O trabalho só se fazia ao domingo. É que não era urgente.
Com relação às estradas dá-se a mesma coisa.
Ora isto coloca mal o prestígio do Governo e afronta a consciência nacional.
Esta, Sr. Presidente, é que é a triste verdade.
Mas eu continuo.
Conclui o relatório do decreto em questão: «o que é necessário é pôr termo aos abusos nos horários de trabalho».
Como podia estar no ânimo do legislador ordenar o abuso que representa a abertura das tabernas ao domingo ?
Porque, se é um triste espectáculo o trabalho da construção civil, e um abuso, Sr. Presidente, acho ainda mais triste, muito mais triste, o espectáculo, o abuso de rapazes e até mulheres, não só servindo nas tabernas, mas entregues à prática de actos e exercendo funções que os nossos costumes condenam.
Isto é muito mais triste do que o outro espectáculo.

O Sr. França Vigon (interrompendo): - Ainda em transgressão!

O Orador: - Estamos de acordo.
Tomos uma legislação sadia, uma legislação magnífica, uma legislação eficiente, uma legislação construtiva, uma legislação que se considera capaz para assegurar a ordem e a tranquilidade do País; simplesmente, não se cumpre. É isto só o que estou a dizer à V. Ex.ª: que o comércio de vinhos e bebidas alcoólicas como está sendo exercido é contrário à lei.

O Sr. França Vigon: - V. Ex.ª dá-me licença?
Eu estou de acordo, mas quero dar a V. Ex.ª alguns elementos.
Se V. Ex.ª vê nas disposições legais que trabalhar fora das oito horas permitidas, ao domingo, alguém com o título de empregado ou empregada isso sucede em transgressão, eu asseguro a V. Ex.ª que para o evitar, já não digo na cidade, mas nas aldeias ou lugares escondidos da serra, é preciso um exército de fiscais do horário de trabalho.

O Orador: - Isso é outra coisa à parte.
Se eu disser a V. Ex.ª que houve interessados mercenários que me disseram: Sr. fulano: vai tratar na Assembleia Nacional do regime do comércio de vinhos o outras bebidas alcoólicas, pois não se esqueça de dizer: as firmas A, B e C obrigam o pessoal a trabalhar, começando por mim, que estou nessas condições, dezassete horas por dia.
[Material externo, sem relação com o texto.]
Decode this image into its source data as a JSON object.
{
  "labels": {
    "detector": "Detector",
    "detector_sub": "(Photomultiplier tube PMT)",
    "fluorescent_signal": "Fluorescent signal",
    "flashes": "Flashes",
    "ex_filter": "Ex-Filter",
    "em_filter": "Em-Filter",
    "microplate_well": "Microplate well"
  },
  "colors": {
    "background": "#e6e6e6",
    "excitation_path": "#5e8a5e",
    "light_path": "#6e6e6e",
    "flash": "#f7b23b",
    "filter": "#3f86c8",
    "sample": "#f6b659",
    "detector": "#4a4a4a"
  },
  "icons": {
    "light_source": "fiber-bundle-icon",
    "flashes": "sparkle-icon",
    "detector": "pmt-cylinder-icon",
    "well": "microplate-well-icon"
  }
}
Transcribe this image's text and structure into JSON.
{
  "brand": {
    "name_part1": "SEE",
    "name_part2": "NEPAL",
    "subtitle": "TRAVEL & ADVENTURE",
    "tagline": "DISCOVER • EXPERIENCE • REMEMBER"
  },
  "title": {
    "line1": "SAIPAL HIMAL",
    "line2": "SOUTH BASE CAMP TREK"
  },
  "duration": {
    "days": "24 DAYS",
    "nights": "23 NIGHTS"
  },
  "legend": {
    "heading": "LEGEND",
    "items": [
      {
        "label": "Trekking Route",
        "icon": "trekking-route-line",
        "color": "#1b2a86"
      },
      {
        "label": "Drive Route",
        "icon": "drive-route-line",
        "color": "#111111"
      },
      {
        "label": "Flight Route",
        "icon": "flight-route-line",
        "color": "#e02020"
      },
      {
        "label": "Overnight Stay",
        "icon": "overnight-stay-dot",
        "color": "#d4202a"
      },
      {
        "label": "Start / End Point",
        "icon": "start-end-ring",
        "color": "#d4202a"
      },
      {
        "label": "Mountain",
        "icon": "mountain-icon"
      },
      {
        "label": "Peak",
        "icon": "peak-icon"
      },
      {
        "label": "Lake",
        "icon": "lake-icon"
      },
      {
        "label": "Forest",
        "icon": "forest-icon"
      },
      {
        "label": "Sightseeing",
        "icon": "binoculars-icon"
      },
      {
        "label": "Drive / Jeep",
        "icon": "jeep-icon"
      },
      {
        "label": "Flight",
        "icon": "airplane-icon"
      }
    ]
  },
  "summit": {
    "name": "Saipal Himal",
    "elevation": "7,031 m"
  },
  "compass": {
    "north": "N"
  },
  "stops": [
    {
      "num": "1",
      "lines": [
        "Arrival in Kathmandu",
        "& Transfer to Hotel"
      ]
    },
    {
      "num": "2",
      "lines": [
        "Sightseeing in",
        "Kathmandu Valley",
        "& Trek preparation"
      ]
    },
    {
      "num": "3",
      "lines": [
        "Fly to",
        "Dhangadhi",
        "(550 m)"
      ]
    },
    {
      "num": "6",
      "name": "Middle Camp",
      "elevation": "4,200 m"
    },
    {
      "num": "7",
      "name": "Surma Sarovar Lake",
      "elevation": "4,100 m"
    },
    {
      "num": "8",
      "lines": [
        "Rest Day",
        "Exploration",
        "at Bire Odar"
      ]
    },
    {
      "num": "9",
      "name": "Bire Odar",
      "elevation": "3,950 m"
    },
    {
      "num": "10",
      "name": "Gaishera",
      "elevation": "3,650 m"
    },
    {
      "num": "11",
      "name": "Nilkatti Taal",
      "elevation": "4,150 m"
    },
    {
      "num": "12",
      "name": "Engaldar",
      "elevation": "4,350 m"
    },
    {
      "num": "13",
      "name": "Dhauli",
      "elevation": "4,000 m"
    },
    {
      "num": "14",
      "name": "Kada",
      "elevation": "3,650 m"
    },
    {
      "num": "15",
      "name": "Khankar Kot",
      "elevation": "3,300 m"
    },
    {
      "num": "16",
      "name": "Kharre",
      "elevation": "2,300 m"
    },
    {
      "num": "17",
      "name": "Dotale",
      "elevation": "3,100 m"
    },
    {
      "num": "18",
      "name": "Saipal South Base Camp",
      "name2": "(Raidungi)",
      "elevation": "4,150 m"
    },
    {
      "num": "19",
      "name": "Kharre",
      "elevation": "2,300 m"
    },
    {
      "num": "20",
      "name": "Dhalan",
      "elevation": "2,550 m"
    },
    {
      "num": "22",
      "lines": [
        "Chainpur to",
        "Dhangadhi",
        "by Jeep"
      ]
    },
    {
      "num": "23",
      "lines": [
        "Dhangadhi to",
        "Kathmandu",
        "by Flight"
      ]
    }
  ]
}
Defraudam a própria lei, pois não nos dão sequer o descanso a que temos direito, utilizam fórmulas falsas de turnos e empregados que não existem, obrigando-nos assim a trabalhar das 7 até à meia-noite.

O Sr. França Vigon: - Se V. Ex.ª consultar o registo do Instituto Nacional do Trabalho, pode ter a certeza absoluta de que encontrará os nomes desses estabelecimentos autuados dez vezes e mais.

O Orador: - Mas o que está em questão são os factos e nada mais; não falo agora sobre quem tem o encargo de os corrigir.

O Sr. França Vigon: - Mas será V. Ex.ª capaz de apresentar um sistema eficiente para resolver o problema da fiscalização do horário de trabalho de modo a evitar essas fraudes?

O Orador: - Não é isso o que está em causa; o que importa é corrigir aquele escândalo e estoutro do abuso da abertura ao domingo.